The basic gist behind a lecture capture is that you are just using a presentation tool to give a normal presentation, and capturing the audio and the video that goes with it. This does not include any sort of writing on the board; I’ll deal with that in the next post in this series on “whiteboard” screencasts. But everyone should note well that the lecture capture approach is often part of my screencasts but rarely the entire thing. Many of my MATLAB screencasts are set up by brief, 1- to 2-minute long lecture captures before cutting away to a live screencast straight out of MATLAB. So even if lecture capture doesn’t sound like your thing, it’s worth thinking about.

With Keynote, doing a lecture capture screencasts is very easy. After planning it out, you just make the slide deck exactly as you would if you were to present it live. Then, instead of clicking the “Play” button to do the slideshow, click on Play > Record Slideshow:

This put the slideshow into presentation mode on your screen but also record audio from the microphone at the same time. From here, you just go through your slideshow as you would normally, and whatever goes into the mic gets recorded. When you’re done recording, go to Share > Export…:

There’s an option on the screen that comes up next to export to Quicktime, and that’s what to select. (I use the default video/audio options; you can tweak these.) And presto — you have a nice, high-quality Quicktime movie of your lecture that’s suitable for sharing online or burning to a disc.

PowerPoint (at least the version I have, which is PowerPoint 2008 for the Mac) has all of these capabilities as well. In PowerPoint, you would make up your slide deck as usual and then go to Slide Show > Record Narration…:

What happens next is a bit different from Keynote. PowerPoint does what it says: It attaches an audio narration to each slide as you click through it in presentation mode. There is the option — but not a requirement — to record the timing of the slide transitions as well. In Keynote, the transitions are automatically timed. To turn this voiceover-plus-presentation into a movie, just go to File > Save as Movie… and there are plenty of options to choose from.

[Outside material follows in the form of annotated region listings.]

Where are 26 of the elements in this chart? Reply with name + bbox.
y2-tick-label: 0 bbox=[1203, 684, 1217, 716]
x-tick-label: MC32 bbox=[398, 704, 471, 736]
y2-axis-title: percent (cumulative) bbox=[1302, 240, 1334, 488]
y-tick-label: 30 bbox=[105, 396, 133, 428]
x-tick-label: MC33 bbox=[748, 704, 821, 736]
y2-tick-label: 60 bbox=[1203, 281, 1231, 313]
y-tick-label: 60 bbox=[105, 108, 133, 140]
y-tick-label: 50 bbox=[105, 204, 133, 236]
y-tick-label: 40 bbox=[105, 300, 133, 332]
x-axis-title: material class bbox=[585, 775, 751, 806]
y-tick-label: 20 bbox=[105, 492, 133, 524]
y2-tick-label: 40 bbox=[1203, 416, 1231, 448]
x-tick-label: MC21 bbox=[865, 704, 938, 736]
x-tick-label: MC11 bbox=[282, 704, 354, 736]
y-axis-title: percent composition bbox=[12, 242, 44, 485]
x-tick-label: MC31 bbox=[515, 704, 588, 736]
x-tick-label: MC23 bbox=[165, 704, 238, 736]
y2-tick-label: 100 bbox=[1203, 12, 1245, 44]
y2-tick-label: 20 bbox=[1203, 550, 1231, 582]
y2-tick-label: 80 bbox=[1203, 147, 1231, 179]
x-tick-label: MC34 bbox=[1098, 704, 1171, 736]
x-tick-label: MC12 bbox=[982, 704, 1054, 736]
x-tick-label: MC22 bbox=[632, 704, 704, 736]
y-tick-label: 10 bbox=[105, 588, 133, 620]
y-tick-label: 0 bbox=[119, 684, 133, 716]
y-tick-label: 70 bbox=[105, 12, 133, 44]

I should mention that as for a microphone, I just use the built-in microphone on my Macbook Pro. I have used a USB headset microphone before and I think it did improve the audio quality noticeably, but to be honest with you: I’m really cheap. If I can get good audio quality that nobody complains about using the built-in mic, why spend $50 to get very good audio quality with a USB mic? One of these days I’ll break down and buy one, I’m sure. Until then I pinch my pennies.

There are a couple of issues to think about at this point regarding lecture captures.

  • What if you want to use some other presentation tool besides Keynote or PowerPoint, for example the Beamer package for \LaTeX, or Prezi?
  • What if you wanted to record portions of a lecture at a time and stitch them all together later, or conversely what if you wanted/needed to edit out or enhance portions of a lecture capture you created with Keynote or PowerPoint?

For those kinds of tasks, I would turn to my #1, go-to tool for almost all my screencasting needs: Camtasia for Mac. Camtasia is an all-purpose video and screencasting tool that does an outstanding job with just about anything I could possibly want to do with a basic screencast. There’s so much to Camtasia, and we are going to need to refer to it so much in later posts about whiteboard and demo screencasts, that I’m going to deal with Camtasia (and its alternatives) in a separate post.

Meanwhile, if you have other tricks and tips about lecture capture screencasting, please share in the comments.